Para Luiz Eduardo Rielli, consultor de sustentabilidade da consultoria Novi, é comum encontrar inconsistências no discurso de investidores de empresas tidas como referência em sustentabilidade. “Cada vez mais investidores estão cobrando práticas sustentáveis, mas acabam cobrando resultados financeiros da mesma maneira que antigamente”, diz. “É notável perceber que os últimos relatórios trimestrais da Hydro não falam sobre sustentabilidade, nem sobre programas sociais. Mas logo no início mostram lucro, preço, volume”, finaliza .

O problema é a fiscalização?

Quando adquirida pela companhia norueguesa Hydro, em 2015, a refinaria Alunorte já tinha um histórico de irregularidades e de acidentes ambientais. Em 2005 e 2009, a Alunorte foi responsabilizada por dois acidentes ambientais na região. Segundo o Ibama, em 2009, três autos de infração já tinham sido aplicados contra a empresa Alumia do Norte do Brasil (Alunorte) em decorrência de poluição pelo lançamento de bauxita no rio Murucupi. O evento ocorreu durante processo de beneficiamento de bauxita, que provocou vazamento de uma barragem de rejeitos pertencente à empresa em Barcarena/PA. As multas totalizam 17,1 milhão de reais e não foram pagas até o momento. A empresa informou que as multas estão sendo discutidas administrativamente.

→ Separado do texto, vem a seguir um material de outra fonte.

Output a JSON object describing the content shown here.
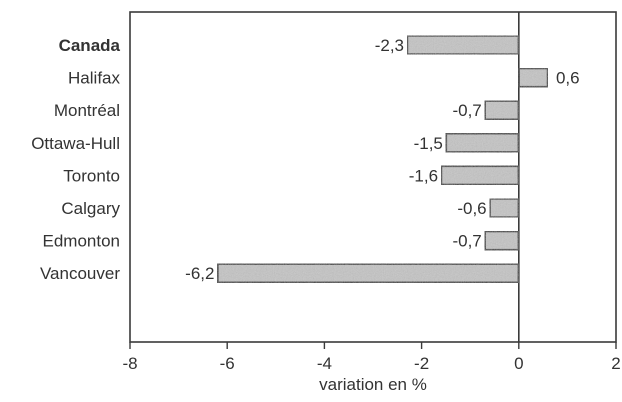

Para o consultor Luiz Eduardo Rielli, é comum que empresas calculem se se vale a pena postergar o pagamento de multas e levar o processo até os limites ou regularizar sua situação. “As empresas acabam esticando os compromissos porque sabem que existe abertura para negociações.”

Especialistas ouvidos por EXAME afirmam que a recorrência de acidentes na região poderia ter sido evitada se houvesse mais fiscalização. Problema também recorrente na área ambiental de todo país, ela pode ser explicada pela falta de mão de obra. Atualmente, há cerca de 3.600 servidores no Ibama, com previsão de aposentadoria de cerca de 30% desse total nos próximos 5 anos. Segundo o Instituto, a falta de verba e a paralisação na contratação de novos fiscais tem dificultado a fiscalização das áreas de atuação de mineradoras no país.

“Muitas empresas se aproveitam das fragilidades para não aplicar o mesmo padrão ético que usam em países desenvolvidos para tratar as questões socioambientais nos países periféricos como o Brasil”, afirma o professor especialista em Direito Ambiental da UFMT, Teodoro Irigaray.

As investigações e as correções feitas pela Hydro Alunorte vão deixar mais claro se este é o caso da companhia e de seus controladores noruegueses. Até aqui, como afirma o promotor Laércio de Abreu, a postura da companhia é “atípica”.